Nitin S. Damle, MD, MS, MACP, board member and physician at South County Internal Medicine in Wakefield, R.I., says his staff are instructed to leave their phones in their lockers and turned off during work hours.

“There is no reason anyone should be getting onto any website other than one that is related to work during working hours,” he says.

What about break time?

Some practices allow use of staff smartphones during breaks, but within specific guidelines. For example, personal social media accounts must be clearly personal and not representative of the office, practice, or health system and no protected patient or other office-related data can appear anywhere on those personal accounts.

Damle adds that the same rules that apply to use of social media at work apply to personal phone calls as well. “There are certainly exceptions in more acute circumstances-for example, when an employee has an ill family member-but an employee who has to be constantly accessible to an elderly parent, for example, taking multiple phone calls from the parent or caregivers during patient care hours wouldn’t bode well for work performance,” he says.

Facebook friends with patients?

A more challenging issue is personal social media relationships between staff and patients. Sometimes office staff may refer friends or relatives to the practice, which can also be tricky where social media is concerned.

In situations like these, the staff member already has a relationship with the patient, so physicians should emphasize that they should not use social media to give medical advice, information, scheduling, test results, or any other practice-related communications via their personal account.

Instead, practice-related communications should flow through normal channels, such as the secure patient portal.

Outside the office

Although it is more difficult to control staff members’ social media behavior outside the office, ground rules can still be established.

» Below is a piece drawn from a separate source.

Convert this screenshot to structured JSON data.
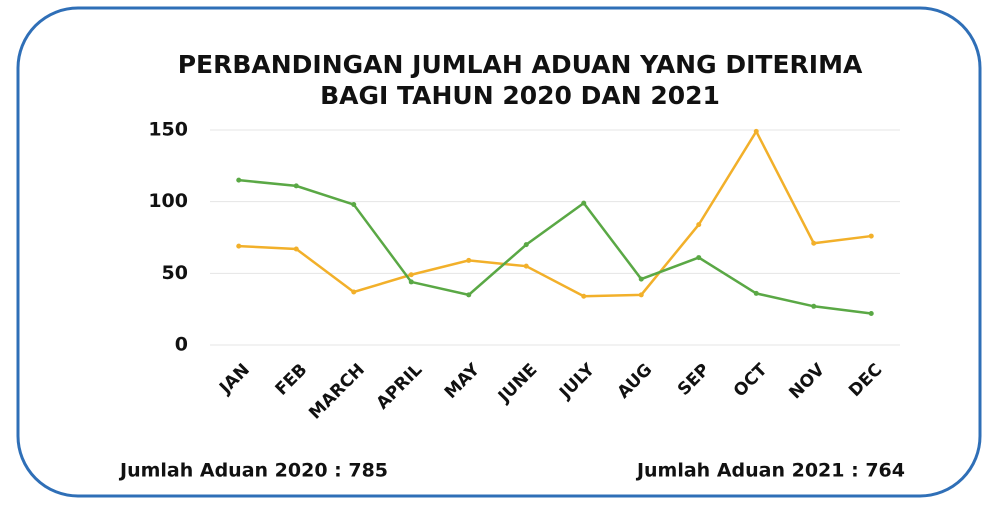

“Clearly, staff members shouldn’t talk about patients, even if they de-identify them, or about co-employees, or employers,” he says. Patients also should not post photographs of the work site, patients, physicians, or medical personnel. 

He emphasizes that if this type of activity comes to his attention, “it is immediate grounds for dismissal.” However, if the staff member is a friend or relative of a patient, it is acceptable to post pictures that might include the patient in an out-of-office setting.

Photographs taken within the office might seem innocuous, but can also potentially compromise the privacy of other staff members. For example, perhaps one of the physicians has pictures of his family on his desk-or of patients, even after hours. These posted pictures can also give the misimpression that the photographer is speaking on behalf of the practice.

Damle concludes by stressing that patient care “is at the center of any medical practice” and anything that causes a distraction or interruption of that care, such as inappropriate use of social media, should be avoided.